Taylor’s second grade year and Shawn’s fifth grade year we decided to homeschool all the boys again. Our family needed each other. Drew was starting Kindergarten and, from watching his brothers learn to read, already knew how to read when I put a book in front of him. He was so funny when I tried to sound out the words. “Mommy, I already know what this says.” He read the whole book to me!
Moving to the city didn’t remove my fears. There were more “stranger dangers” to deal with. Snakes and rivers seemed more under God’s control to a paranoid mom than the people in the world. Our townhouse was on a creek, and I had to deal with more water fears. I was trying to protect my kids from everything from germs to the kidnappers and becoming a nervous wreck. Time studying fear was obviously what I needed.
Digging deeper into the Bible, I read 1 John 14:8 “There is no fear in love. But perfect love drives out fear because fear has to do with punishment. The one who fears is not made perfect in love.” In other words, if I truly believed God loved our family and I truly loved God, I needed to trust him and his perfect love to care for our family. I recognized I wasn’t making his love perfect in my heart. At this same time, we were seeing Taylor’s passion to explore and make life happen and happen fast. I could see that my attempts to protect him were going to cause him to be a terribly frustrated young man and I had to start picking my battles to keep from breaking his spirit.

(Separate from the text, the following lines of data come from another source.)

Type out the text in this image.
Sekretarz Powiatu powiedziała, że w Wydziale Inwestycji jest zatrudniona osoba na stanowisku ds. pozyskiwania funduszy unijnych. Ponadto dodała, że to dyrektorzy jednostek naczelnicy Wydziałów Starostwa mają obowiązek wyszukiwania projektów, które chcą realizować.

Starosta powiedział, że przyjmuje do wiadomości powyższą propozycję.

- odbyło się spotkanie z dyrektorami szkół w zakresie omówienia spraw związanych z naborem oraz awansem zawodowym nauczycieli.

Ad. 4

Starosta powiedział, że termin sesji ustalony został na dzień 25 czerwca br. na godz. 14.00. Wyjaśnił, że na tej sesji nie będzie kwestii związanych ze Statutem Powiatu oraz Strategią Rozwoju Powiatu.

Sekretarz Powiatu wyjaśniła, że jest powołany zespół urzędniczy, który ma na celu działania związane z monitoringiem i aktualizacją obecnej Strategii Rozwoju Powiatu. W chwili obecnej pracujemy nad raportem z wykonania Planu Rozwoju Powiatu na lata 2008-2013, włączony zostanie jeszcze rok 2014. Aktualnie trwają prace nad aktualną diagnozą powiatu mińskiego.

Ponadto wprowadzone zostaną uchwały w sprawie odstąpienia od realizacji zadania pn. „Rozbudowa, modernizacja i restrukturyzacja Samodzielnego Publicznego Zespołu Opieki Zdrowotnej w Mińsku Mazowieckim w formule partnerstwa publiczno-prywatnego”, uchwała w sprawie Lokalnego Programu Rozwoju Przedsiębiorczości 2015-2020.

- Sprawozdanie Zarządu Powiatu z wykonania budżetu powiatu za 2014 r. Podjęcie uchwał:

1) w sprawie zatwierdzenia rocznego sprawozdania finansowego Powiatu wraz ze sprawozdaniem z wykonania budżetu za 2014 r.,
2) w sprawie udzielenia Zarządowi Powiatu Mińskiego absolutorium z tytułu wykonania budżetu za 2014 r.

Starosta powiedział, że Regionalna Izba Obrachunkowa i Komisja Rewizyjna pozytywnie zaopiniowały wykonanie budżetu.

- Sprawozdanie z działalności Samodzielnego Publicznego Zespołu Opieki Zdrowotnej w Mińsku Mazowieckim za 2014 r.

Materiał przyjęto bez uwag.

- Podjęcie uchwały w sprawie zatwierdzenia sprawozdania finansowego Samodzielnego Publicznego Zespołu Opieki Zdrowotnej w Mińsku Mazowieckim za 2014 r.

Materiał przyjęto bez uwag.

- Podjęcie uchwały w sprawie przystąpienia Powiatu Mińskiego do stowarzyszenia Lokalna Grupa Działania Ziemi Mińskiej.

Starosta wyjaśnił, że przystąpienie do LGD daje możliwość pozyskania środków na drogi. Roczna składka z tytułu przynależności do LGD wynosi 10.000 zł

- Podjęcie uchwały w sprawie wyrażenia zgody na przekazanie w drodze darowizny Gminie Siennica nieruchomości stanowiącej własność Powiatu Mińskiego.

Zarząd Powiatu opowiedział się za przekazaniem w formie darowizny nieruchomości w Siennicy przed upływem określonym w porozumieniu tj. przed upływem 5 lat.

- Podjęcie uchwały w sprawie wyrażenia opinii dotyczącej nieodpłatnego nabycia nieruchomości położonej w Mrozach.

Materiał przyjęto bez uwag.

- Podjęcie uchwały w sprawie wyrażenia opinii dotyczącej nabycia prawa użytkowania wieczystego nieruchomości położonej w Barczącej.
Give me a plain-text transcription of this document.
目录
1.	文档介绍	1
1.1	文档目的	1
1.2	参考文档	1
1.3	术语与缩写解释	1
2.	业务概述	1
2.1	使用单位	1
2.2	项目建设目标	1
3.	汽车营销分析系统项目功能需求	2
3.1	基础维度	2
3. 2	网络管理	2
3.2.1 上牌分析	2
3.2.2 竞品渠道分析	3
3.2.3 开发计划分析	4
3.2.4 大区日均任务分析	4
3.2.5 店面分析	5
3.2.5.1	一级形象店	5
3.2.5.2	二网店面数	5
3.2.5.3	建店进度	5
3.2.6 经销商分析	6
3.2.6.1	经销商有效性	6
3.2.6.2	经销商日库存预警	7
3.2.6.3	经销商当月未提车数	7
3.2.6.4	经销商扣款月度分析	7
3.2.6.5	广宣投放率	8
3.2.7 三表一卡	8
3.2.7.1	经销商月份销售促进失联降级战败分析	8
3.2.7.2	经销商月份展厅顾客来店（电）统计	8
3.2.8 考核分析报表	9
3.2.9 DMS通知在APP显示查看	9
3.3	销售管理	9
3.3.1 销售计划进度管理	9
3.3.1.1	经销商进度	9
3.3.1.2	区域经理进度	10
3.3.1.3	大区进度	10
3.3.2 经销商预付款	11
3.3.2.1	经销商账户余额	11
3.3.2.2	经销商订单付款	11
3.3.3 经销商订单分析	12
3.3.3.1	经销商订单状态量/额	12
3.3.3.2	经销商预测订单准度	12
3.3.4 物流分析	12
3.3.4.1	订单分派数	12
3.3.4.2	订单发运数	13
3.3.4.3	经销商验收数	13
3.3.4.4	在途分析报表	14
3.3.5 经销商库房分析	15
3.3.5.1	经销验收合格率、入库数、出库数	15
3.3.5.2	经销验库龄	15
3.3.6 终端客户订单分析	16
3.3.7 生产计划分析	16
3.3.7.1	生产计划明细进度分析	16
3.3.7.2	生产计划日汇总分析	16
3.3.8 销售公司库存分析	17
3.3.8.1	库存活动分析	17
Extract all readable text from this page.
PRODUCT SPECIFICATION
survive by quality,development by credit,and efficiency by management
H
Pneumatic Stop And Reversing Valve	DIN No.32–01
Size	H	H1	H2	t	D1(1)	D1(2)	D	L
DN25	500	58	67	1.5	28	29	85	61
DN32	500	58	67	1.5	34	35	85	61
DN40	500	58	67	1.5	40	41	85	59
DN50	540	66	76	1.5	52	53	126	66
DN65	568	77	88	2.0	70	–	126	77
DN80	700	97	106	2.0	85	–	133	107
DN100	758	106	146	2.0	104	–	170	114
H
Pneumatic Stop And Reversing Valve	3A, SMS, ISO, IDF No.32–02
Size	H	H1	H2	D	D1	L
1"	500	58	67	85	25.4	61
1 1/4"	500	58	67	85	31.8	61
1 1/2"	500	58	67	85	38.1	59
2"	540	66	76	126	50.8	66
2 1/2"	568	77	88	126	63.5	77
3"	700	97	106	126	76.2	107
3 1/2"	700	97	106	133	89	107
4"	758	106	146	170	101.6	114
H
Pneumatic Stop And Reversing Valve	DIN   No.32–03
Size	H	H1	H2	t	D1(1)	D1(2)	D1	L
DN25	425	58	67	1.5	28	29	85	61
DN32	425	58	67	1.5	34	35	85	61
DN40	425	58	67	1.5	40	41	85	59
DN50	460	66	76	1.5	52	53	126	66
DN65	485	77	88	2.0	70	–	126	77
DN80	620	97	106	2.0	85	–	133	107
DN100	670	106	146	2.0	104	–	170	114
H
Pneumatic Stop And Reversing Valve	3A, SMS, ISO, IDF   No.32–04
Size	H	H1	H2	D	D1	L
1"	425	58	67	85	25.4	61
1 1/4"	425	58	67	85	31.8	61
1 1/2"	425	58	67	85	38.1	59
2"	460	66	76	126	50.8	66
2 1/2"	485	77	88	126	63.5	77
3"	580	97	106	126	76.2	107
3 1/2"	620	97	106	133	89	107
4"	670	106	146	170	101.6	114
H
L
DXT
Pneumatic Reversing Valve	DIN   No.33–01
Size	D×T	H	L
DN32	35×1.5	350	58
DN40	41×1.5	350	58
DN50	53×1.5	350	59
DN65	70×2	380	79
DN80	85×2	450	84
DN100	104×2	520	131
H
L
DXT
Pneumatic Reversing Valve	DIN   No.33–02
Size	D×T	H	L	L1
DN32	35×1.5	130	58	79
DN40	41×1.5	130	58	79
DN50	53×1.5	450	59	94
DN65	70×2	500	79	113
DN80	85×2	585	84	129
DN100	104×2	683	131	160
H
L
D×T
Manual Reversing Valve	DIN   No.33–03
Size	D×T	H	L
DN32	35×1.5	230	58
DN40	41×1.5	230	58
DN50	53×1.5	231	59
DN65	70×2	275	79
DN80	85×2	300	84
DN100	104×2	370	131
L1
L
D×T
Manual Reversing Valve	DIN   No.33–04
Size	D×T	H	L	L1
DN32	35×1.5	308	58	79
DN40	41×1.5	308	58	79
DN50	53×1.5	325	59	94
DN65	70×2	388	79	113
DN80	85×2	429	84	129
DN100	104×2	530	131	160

Some of our favorite memories made in that home were on the creek and it became a tool God used help me trust him for my children’s safety. I had the kids bring drawing paper and Ziploc bags on our daily late morning walks. They were instructed to draw, write about, or collect something that God made. Their collections of drawings, pressed flowers, and short sentences were kept in three-ring binders that I still have to this day. Shawn was ten, Taylor seven, Drew five and Bethany three when we had one of our greatest homeschooling years. I had begun to let fear go, even to the point of allowing Shawn and Taylor go to the creek alone quite often. The reward was in seeing my children flourishing in trust and freedom.
My new drive to homeschool them was not out of fear but out of the joy of seeing them learn and being with them. It brought a bond to our family that I would one day realize was a very special gift from God for us to have to remember always.